Greens leader Richard Di Natale has pledged the party’s support for a push to change the date of Australia Day from January 26.
Senator Di Natale said the current date, which commemorates the landing of the First Fleet in Botany Bay, represented “pain and suffering” for many Indigenous Australians.
“It’s a day that represents an act of dispossession, an act of theft,” he said.
“It’s a day that reps the beginning of an ongoing genocide.”
He said the Greens supported changing the date as an act of “respect and understanding” – but affirmed the party still celebrated the contributions of all immigrants to the country.
“Some people would argue that changing the date is to somehow present a black armband view of history,” he said.
“There’s no such thing as a black armband view of history or a white armband view of history. There’s just history.”
Senator Di Natale said changing the official date of Australia Day did not mean people could not continue to celebrate or recognise January 26.
“At the moment it’s a day that divides the nation,” he said.
“We have an opportunity to bring Australia together.”
Former prime minister Tony Abbott earlier weighed into the debate via Twitter, tweeting: “There are 364 other days a year for the Greens to be politically correct. Why can’t they just accept that Jan 26 is the best available day to celebrate all that’s good about life in Australia.”
There are 364 other days a year for the Greens to be politically correct.

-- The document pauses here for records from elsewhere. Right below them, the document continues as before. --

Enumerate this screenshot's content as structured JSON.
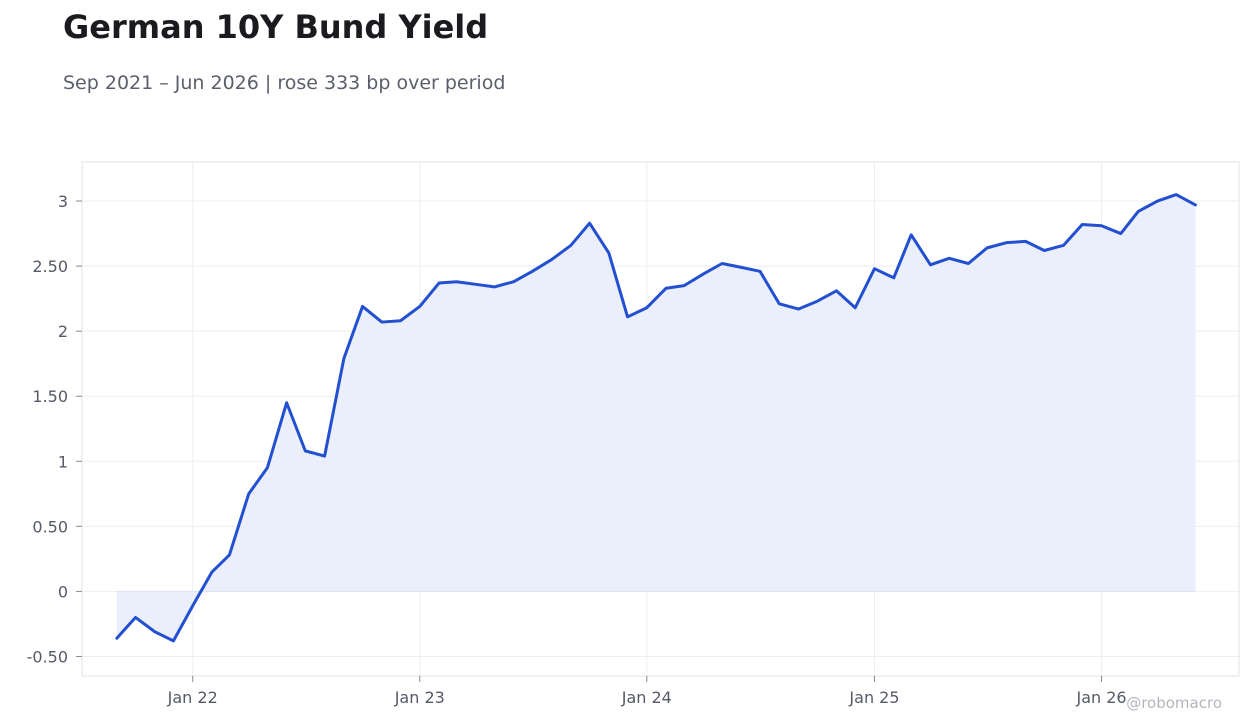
{
  "title": "German 10Y Bund Yield",
  "subtitle": "Sep 2021 – Jun 2026 | rose 333 bp over period",
  "watermark": "@robomacro",
  "colors": {
    "line": "#2350d0",
    "fill": "#eaeffb",
    "grid": "#eeeeee",
    "frame": "#e3e3e6",
    "tick_text": "#555a66"
  },
  "chart_data": {
    "type": "area",
    "title": "German 10Y Bund Yield",
    "subtitle": "Sep 2021 – Jun 2026 | rose 333 bp over period",
    "xlabel": "",
    "ylabel": "",
    "ylim": [
      -0.65,
      3.3
    ],
    "xlim": [
      "2021-07-07",
      "2026-08-10"
    ],
    "grid": true,
    "legend": false,
    "y_ticks": [
      -0.5,
      0,
      0.5,
      1,
      1.5,
      2,
      2.5,
      3
    ],
    "y_tick_labels": [
      "-0.50",
      "0",
      "0.50",
      "1",
      "1.50",
      "2",
      "2.50",
      "3"
    ],
    "x_ticks": [
      "2022-01-01",
      "2023-01-01",
      "2024-01-01",
      "2025-01-01",
      "2026-01-01"
    ],
    "x_tick_labels": [
      "Jan 22",
      "Jan 23",
      "Jan 24",
      "Jan 25",
      "Jan 26"
    ],
    "series": [
      {
        "x": [
          "2021-09-01",
          "2021-10-01",
          "2021-11-01",
          "2021-12-01",
          "2022-01-01",
          "2022-02-01",
          "2022-03-01",
          "2022-04-01",
          "2022-05-01",
          "2022-06-01",
          "2022-07-01",
          "2022-08-01",
          "2022-09-01",
          "2022-10-01",
          "2022-11-01",
          "2022-12-01",
          "2023-01-01",
          "2023-02-01",
          "2023-03-01",
          "2023-04-01",
          "2023-05-01",
          "2023-06-01",
          "2023-07-01",
          "2023-08-01",
          "2023-09-01",
          "2023-10-01",
          "2023-11-01",
          "2023-12-01",
          "2024-01-01",
          "2024-02-01",
          "2024-03-01",
          "2024-04-01",
          "2024-05-01",
          "2024-06-01",
          "2024-07-01",
          "2024-08-01",
          "2024-09-01",
          "2024-10-01",
          "2024-11-01",
          "2024-12-01",
          "2025-01-01",
          "2025-02-01",
          "2025-03-01",
          "2025-04-01",
          "2025-05-01",
          "2025-06-01",
          "2025-07-01",
          "2025-08-01",
          "2025-09-01",
          "2025-10-01",
          "2025-11-01",
          "2025-12-01",
          "2026-01-01",
          "2026-02-01",
          "2026-03-01",
          "2026-04-01",
          "2026-05-01",
          "2026-06-01"
        ],
        "values": [
          -0.36,
          -0.2,
          -0.31,
          -0.38,
          -0.11,
          0.15,
          0.28,
          0.75,
          0.95,
          1.45,
          1.08,
          1.04,
          1.79,
          2.19,
          2.07,
          2.08,
          2.19,
          2.37,
          2.38,
          2.36,
          2.34,
          2.38,
          2.46,
          2.55,
          2.66,
          2.83,
          2.6,
          2.11,
          2.18,
          2.33,
          2.35,
          2.44,
          2.52,
          2.49,
          2.46,
          2.21,
          2.17,
          2.23,
          2.31,
          2.18,
          2.48,
          2.41,
          2.74,
          2.51,
          2.56,
          2.52,
          2.64,
          2.68,
          2.69,
          2.62,
          2.66,
          2.82,
          2.81,
          2.75,
          2.92,
          3.0,
          3.05,
          2.97
        ]
      }
    ]
  }
}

Why can’t they just accept that Jan 26 is the best available day to celebrate all that’s good about life in Australia.
— Tony Abbott (@TonyAbbottMHR) January 15, 2018
Senator Di Natale responded by saying the country should institute a national holiday for the day Mr Abbott resigned from parliament.
“That would bring the country together in a way like few other national days,” he said.
The tweet came after Deputy Prime Minister Barnaby Joyce criticised the Greens for their support of the campaign to change the date of Australia Day.
Greens councillors across the country who launched local campaigns to move the January 26 date have been told they can count on the full support and resources of the national organisation.
Senator Di Natale said Australia needed to be honest about its history and the “mass slaughter” and “genocide” that marked the early years of European settlement.
But Mr Joyce hit back, rejecting the push and accusing the party of dwelling on the philosophical.
“We are building the inland rail, they’re talking about Australia Day. We are building the Regional Investment Corporation, they think that Lachlan Macquarie and Captain Cook were bad buggers,” he told reporters in Parkes, NSW.
“They dwell in the philosophical. We build the things that actually make our nation stronger.”
Mr Joyce said he was very proud of Australia Day and looked forward to celebrating it this year.
Indigenous leaders have been pushing for the change in recent years, saying January 26 marks the date the First Fleet landed in Sydney Cove in 1788, marking the beginning of British colonisation.
However, there is a great deal of resistance from different quarters to the move, including from the Turnbull government.